People driving cars don’t make a big deal out of waiting for pedestrians as do American drivers. It’s best in Ecuador to let traffic pass before crossing the street.  On the other hand, pedestrians cross the street when a break in traffic occurs.  Police and security guard presence in Cuenca is heavy compared to that of any city I’ve seen in the states.  Most carry shotguns or rifles in full view and guard stores, banks and sometimes it seems nothing specific.

Prices and costs in Ecuador are very low compared to those in America. Before I moved to Cuenca, I’d heard this is true. Personal experience drives the news home much more tellingly.  I dined at a fine restaurant and the cost of the meal was $8.00. In a similarly well-appointed restaurant in San Mateo that same meal would have cost at least $20. It’s better to buy with coins or one dollar bills for a service or product in Cuenca. Merchants not infrequently don’t have change for $10 or $20 bills. The most commonly used currency here is the one dollar coin.  

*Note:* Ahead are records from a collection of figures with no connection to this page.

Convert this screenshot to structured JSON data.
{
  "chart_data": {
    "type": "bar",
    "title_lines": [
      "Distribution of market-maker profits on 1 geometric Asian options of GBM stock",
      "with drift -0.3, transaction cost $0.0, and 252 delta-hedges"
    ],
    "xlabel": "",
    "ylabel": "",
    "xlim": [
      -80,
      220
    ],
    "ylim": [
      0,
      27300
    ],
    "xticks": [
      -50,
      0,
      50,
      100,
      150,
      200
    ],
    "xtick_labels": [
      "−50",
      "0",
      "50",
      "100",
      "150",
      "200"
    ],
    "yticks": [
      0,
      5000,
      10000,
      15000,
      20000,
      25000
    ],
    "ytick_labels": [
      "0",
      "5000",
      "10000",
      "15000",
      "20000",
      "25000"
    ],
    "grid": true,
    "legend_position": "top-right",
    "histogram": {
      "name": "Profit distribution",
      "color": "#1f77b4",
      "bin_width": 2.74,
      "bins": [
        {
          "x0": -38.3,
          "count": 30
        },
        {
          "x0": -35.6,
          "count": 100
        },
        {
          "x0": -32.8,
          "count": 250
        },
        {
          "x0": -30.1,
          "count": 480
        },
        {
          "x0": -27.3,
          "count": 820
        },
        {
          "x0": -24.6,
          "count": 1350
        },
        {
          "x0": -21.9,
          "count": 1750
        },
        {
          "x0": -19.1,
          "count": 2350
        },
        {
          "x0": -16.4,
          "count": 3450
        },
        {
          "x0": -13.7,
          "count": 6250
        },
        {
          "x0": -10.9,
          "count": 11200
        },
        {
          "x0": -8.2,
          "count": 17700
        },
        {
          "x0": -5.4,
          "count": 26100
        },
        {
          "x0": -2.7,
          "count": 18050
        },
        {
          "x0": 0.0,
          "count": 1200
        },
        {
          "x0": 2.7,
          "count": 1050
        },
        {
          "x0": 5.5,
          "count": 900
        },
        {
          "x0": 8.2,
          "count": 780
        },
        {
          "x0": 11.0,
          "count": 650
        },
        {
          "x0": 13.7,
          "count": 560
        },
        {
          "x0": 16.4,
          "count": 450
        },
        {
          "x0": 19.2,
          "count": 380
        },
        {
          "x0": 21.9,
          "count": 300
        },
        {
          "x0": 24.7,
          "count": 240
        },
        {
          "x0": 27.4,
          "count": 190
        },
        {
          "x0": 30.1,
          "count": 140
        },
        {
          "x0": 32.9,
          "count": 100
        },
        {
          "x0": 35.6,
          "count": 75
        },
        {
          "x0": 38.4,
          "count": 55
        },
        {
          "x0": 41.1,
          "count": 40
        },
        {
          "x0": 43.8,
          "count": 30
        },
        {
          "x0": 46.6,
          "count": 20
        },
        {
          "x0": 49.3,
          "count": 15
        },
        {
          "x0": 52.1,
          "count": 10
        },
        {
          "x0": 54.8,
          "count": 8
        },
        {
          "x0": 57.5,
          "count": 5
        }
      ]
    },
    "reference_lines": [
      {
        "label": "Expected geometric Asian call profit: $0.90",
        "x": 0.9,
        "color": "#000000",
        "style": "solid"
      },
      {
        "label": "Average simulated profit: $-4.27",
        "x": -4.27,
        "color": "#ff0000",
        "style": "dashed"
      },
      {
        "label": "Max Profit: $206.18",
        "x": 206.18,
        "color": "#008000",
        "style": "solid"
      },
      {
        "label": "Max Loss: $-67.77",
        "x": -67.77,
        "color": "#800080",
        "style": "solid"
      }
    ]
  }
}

Flower shops abound in Cuenca and it seems they get a lot of business. I often see people carrying bouquets of flowers. A low fee modern medical clinic near where I live serves anyone who goes inside with health concerns. I went there for relief from insomnia.  The charge for the doctor’s consultation was $40 and the prescribed medication cost $60.00. That night I slept the whole night through.  Many vendors sell food on the streets in downtown Cuenca. I pay whatever a vendors tells me the item costs, but I’ve been told I can bargain for lower charges. 

I don’t see evidence of social discontent in Ecuador.  I saw a small march in downtown Cuenca one day and the people were Catholics carrying statues and crosses. I have seen no evidence of people pushing for social change with actions like a march for gay rights or a demonstration to oppose abortion.  Children in Ecuador wear uniforms to school. 
Frequently after the evening meal I’m in my room upstairs in the house where I live.  I can hear the Fernandez de Cordova-Lafebre family members in the kitchen laughing and talking and they can keep up the merriment for hours.